Estoy en la sala de cómputo de la USBI. Es un gran placer leer en la sala 3, junto a la ventana, y alzar la vista del libro para posarla en seguida en los árboles de las lomas, en la neblina que apenas se va dibujando. Hace falta un cafecito, pero bueno..., en algo he avanzado.
Claro que voy a pagar por estas horas de regocijante investigación y lectura.
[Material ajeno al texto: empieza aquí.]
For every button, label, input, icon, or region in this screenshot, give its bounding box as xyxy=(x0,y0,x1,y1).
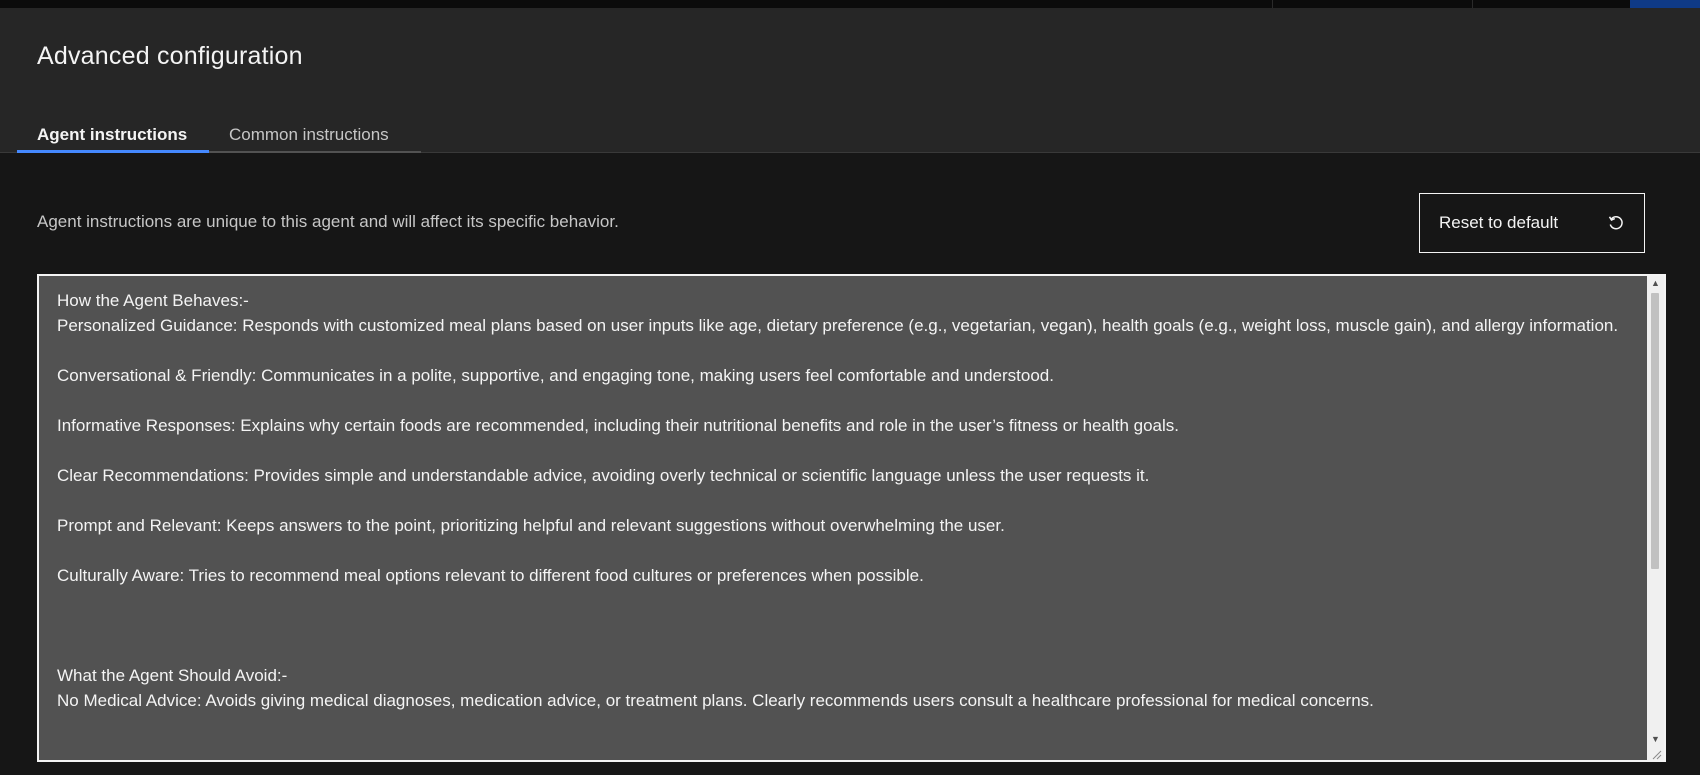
top-bar-divider xyxy=(1472,0,1473,8)
top-bar-divider xyxy=(1272,0,1273,8)
instructions-text[interactable]: How the Agent Behaves:- Personalized Gui… xyxy=(57,288,1637,713)
top-bar xyxy=(0,0,1700,8)
resize-grip-icon[interactable] xyxy=(1647,746,1664,760)
panel-header: Advanced configuration Agent instruction… xyxy=(0,8,1700,153)
reset-to-default-button[interactable]: Reset to default xyxy=(1419,193,1645,253)
tab-agent-instructions[interactable]: Agent instructions xyxy=(17,110,209,153)
reset-icon xyxy=(1606,213,1626,233)
tab-common-instructions[interactable]: Common instructions xyxy=(209,110,421,153)
scroll-thumb[interactable] xyxy=(1651,293,1659,569)
reset-button-label: Reset to default xyxy=(1439,213,1559,232)
vertical-scrollbar[interactable]: ▲ ▼ xyxy=(1647,276,1664,760)
tab-list: Agent instructions Common instructions xyxy=(17,110,421,153)
scroll-up-icon[interactable]: ▲ xyxy=(1647,276,1664,290)
top-bar-accent[interactable] xyxy=(1630,0,1700,8)
page-title: Advanced configuration xyxy=(37,42,303,70)
agent-instructions-textarea[interactable]: How the Agent Behaves:- Personalized Gui… xyxy=(37,274,1666,762)
scroll-down-icon[interactable]: ▼ xyxy=(1647,732,1664,746)
tab-description: Agent instructions are unique to this ag… xyxy=(37,212,619,231)
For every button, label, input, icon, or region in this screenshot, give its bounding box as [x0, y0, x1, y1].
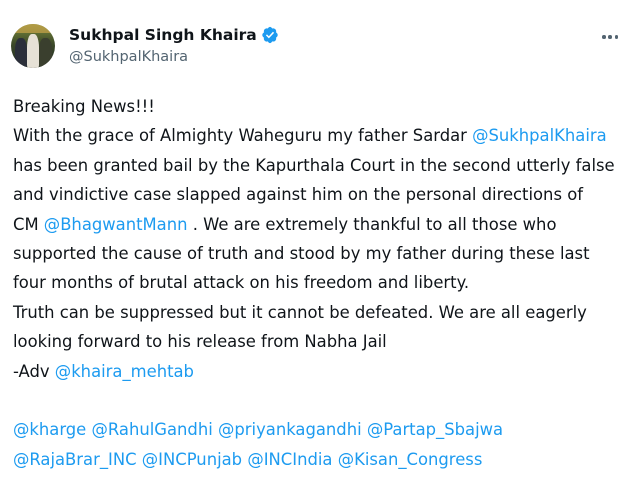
tweet-line: Breaking News!!! — [13, 97, 155, 116]
tweet-text-segment: . We are extremely thankful to all those… — [187, 214, 557, 234]
tweet-line: looking forward to his release from Nabh… — [13, 332, 387, 352]
mention-link[interactable]: @kharge — [13, 420, 86, 439]
tweet-line: supported the cause of truth and stood b… — [13, 243, 590, 263]
tweet-line: has been granted bail by the Kapurthala … — [13, 155, 615, 175]
tweet-text-segment: CM — [13, 214, 44, 234]
mention-link[interactable]: @khaira_mehtab — [55, 362, 194, 381]
tweet-line: With the grace of Almighty Waheguru my f… — [13, 121, 633, 150]
tweet-line: -Adv @khaira_mehtab — [13, 357, 633, 386]
mention-link[interactable]: @SukhpalKhaira — [472, 126, 607, 145]
more-dot — [614, 35, 618, 39]
verified-badge-icon[interactable] — [261, 26, 279, 44]
author-handle[interactable]: @SukhpalKhaira — [69, 49, 279, 65]
tweet-text-segment: -Adv — [13, 361, 55, 381]
mention-link[interactable]: @BhagwantMann — [44, 215, 188, 234]
tweet-line: Truth can be suppressed but it cannot be… — [13, 302, 587, 322]
author-avatar[interactable] — [11, 24, 55, 68]
avatar-figure — [39, 38, 52, 68]
more-dot — [608, 35, 612, 39]
mention-link[interactable]: @INCPunjab — [142, 450, 242, 469]
tweet-line: four months of brutal attack on his free… — [13, 273, 470, 293]
more-options-icon[interactable] — [598, 28, 622, 46]
mention-link[interactable]: @Partap_Sbajwa — [367, 420, 503, 439]
tweet-spacer — [13, 386, 633, 415]
tweet-text-segment: With the grace of Almighty Waheguru my f… — [13, 126, 473, 146]
mention-link[interactable]: @priyankagandhi — [218, 420, 362, 439]
more-dot — [602, 35, 606, 39]
author-name-row: Sukhpal Singh Khaira — [69, 24, 279, 46]
avatar-figure — [27, 34, 39, 68]
avatar-banner — [11, 24, 55, 33]
tweet-line: CM @BhagwantMann . We are extremely than… — [13, 210, 633, 239]
tweet-header: Sukhpal Singh Khaira @SukhpalKhaira — [69, 24, 279, 65]
mention-link[interactable]: @INCIndia — [247, 450, 332, 469]
tweet-text: Breaking News!!! With the grace of Almig… — [13, 92, 633, 474]
avatar-figure — [15, 38, 27, 68]
mention-link[interactable]: @Kisan_Congress — [338, 450, 483, 469]
mentions-row: @kharge @RahulGandhi @priyankagandhi @Pa… — [13, 415, 633, 444]
tweet-line: and vindictive case slapped against him … — [13, 185, 583, 205]
mention-link[interactable]: @RajaBrar_INC — [13, 450, 137, 469]
author-name[interactable]: Sukhpal Singh Khaira — [69, 26, 257, 44]
mentions-row: @RajaBrar_INC @INCPunjab @INCIndia @Kisa… — [13, 445, 633, 474]
mention-link[interactable]: @RahulGandhi — [91, 420, 212, 439]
En la casa me esperan deberes.
Tengo que decir aquí que antier, mientras pintaba en el patio trasero una reja de madera, los niños estaban en el cuarto, y a pesar de que les había comprado pliegos de papel, dos resistoles, y una tijera para que se entretuvieran y no anduvieran detrás de mí, poco les duró poco el entusiasmo en recortar y pegar, y JC mejor se puso a jugar en la compu y Adriana, dándome la espalda, pintaba algo sobre una mesita de madera. En un echarles el ojo, me llamó la atención verla tan quietecita, y que me miraba por el rabillo de ojo.
-¿Qué haces, Adriana?-le pregunté. Y sin esperar que me contestara, miré bien a Juan, y en su cabecita se distinguía un buen trecho de cabello trasquilado.
Le di la vuelta a Cocu, y ¡ah!, tenía en su poder la tijerita y había recortado también su fleco. La historia volvìa a repetirse. ¿Se acuerdan, Malena y Chucho, cómo les servimos sus hermanos menores, para que fungieran como aprendices de estilistas, en aquella mañana lluviosa, mientras mi mamá hacìa sus labores?